Un mensaje dejado por los atacantes de LockBit. Fuente: Bleeping Computer

Esta brecha se produce después del importante desmantelamiento de la infraestructura de LockBit en febrero de 2024 en el marco de la Operación Cronos, un esfuerzo coordinado por el FBI, la NCA, Europol y otros.

Durante la redada, las autoridades incautaron 34 servidores, 1.000 claves de descifrado y acceso a los sitios de filtración de LockBit, donde amenazan con publicar los datos robados de las víctimas.

La banda logró posteriormente reconstruirse y reanudar sus actividades, pero este último golpe profundiza sus reveses y empaña aún más su reputación.

¿Qué es el grupo de ransomware LockBit?

LockBit se encuentra entre los grupos de ransomware como servicio (RaaS) más prolíficos, conocidos por atacar a grandes corporaciones, hospitales e infraestructuras críticas.

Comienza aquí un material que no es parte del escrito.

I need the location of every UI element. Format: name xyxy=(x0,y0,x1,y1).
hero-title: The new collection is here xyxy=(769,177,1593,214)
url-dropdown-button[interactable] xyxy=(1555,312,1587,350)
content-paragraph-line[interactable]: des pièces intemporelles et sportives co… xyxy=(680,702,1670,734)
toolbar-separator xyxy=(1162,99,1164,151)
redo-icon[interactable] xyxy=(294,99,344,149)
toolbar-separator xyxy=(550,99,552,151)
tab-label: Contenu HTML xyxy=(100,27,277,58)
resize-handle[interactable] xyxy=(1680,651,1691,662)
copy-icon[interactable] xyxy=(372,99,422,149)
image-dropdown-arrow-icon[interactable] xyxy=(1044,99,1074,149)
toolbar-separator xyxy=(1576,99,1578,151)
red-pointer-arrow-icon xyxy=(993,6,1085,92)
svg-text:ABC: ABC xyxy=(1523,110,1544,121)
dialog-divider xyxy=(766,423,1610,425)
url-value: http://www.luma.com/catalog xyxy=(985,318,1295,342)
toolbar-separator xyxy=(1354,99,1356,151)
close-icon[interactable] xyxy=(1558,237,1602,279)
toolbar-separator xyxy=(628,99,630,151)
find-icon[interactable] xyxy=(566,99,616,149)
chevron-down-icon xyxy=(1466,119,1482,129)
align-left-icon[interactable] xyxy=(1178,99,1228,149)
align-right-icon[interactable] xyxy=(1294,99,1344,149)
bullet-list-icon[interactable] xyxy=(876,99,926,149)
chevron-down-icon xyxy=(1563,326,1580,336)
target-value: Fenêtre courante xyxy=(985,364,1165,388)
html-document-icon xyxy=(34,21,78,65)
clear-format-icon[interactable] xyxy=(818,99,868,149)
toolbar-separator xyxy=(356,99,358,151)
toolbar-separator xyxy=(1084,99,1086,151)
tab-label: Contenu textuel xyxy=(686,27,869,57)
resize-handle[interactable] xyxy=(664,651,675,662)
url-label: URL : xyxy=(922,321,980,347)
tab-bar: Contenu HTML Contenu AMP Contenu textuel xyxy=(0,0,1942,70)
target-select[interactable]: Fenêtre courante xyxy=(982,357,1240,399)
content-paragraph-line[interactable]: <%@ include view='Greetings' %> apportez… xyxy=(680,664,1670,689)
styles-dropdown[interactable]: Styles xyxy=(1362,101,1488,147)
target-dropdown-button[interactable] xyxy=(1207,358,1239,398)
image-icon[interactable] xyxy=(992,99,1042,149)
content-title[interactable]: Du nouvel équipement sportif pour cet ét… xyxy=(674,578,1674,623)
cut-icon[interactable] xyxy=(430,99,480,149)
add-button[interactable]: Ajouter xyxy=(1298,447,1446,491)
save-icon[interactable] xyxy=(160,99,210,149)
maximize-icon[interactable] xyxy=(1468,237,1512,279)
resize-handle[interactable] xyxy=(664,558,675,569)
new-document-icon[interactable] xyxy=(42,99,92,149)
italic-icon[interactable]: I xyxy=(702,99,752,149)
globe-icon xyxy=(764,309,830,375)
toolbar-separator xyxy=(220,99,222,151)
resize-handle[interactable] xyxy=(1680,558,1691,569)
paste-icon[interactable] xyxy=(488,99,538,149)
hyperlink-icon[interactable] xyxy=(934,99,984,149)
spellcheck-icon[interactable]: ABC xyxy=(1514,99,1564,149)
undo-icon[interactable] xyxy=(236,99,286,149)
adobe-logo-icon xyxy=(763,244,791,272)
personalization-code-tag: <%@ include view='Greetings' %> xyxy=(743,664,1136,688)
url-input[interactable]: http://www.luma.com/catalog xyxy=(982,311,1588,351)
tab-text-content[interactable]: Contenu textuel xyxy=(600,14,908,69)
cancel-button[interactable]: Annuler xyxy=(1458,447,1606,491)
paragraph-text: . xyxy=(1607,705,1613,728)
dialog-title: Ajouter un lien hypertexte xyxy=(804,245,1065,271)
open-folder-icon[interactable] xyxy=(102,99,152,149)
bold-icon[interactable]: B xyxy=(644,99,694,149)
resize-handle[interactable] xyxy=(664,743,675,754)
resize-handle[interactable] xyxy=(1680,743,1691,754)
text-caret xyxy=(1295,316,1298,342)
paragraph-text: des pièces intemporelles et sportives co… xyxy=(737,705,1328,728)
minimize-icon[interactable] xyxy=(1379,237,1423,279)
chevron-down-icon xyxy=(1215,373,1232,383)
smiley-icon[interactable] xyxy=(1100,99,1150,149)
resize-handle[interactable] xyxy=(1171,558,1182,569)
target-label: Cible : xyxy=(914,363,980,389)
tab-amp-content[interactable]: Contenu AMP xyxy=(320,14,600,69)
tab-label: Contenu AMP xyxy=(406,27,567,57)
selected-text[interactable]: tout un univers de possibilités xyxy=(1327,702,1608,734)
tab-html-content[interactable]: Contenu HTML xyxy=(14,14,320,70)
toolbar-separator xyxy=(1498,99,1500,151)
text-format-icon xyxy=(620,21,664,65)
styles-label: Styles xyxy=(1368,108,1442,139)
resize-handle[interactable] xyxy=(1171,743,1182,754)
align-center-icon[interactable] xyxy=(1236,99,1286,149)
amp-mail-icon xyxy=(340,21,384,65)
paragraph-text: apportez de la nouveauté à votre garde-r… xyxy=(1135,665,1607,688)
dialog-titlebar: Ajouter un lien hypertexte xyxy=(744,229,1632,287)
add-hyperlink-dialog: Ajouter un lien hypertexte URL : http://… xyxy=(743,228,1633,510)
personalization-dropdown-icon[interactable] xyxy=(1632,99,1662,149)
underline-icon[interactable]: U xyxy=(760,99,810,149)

Desde su aparición en 2019, se informa que ha extorsionado más de 500 millones de dólares a más de 2.500 víctimas en 120 países.

Entre las víctimas atacadas por el grupo se encuentran Boeing, Royal Mail UK, ICBC y Capital Health. El modelo del grupo permite a los afiliados llevar a cabo ataques utilizando las herramientas de LockBit, dividiendo el rescate con los desarrolladores.

En diciembre de 2024, las autoridades estadounidenses acusaron a Rostislav Panev, un ciudadano con doble nacionalidad rusa e israelí, de presuntamente trabajar como desarrollador para el grupo de ransomware LockBit. Se informa que ganó más de 230.000 dólares en criptomonedas por su papel en la creación de herramientas maliciosas utilizadas en los ataques.

Otros dos ciudadanos rusos, Artur Sungatov e Ivan Kondratyev, también fueron acusados en Estados Unidos por ataques de ransomware contra entidades estadounidenses.

Mientras tanto, el presunto líder de LockBit, Dmitry Khoroshev, sigue en libertad. Estados Unidos ha ofrecido una recompensa de 10 millones de dólares por información que conduzca a su arresto.

La industria de las criptomonedas bajo ataque.

Como informó anteriormente Invezz, los ciberataques a criptomonedas solo en el primer trimestre superaron los 1.600 millones de dólares, convirtiéndolo en el peor trimestre registrado para el sector.

La mayoría de estas pérdidas provinieron de dos ataques a exchanges centralizados, a saber, Bybit, que perdió 1.460 millones de dólares, y Phemex, que fue hackeado por 69,1 millones de dólares.

Si bien las plataformas DeFi representaron solo el 6% de las pérdidas del primer trimestre, marzo registró 20 incidentes separados, incluyendo exploits en Abracadabra.money, Zoth y ZkLend, por un total de más de 33 millones de dólares.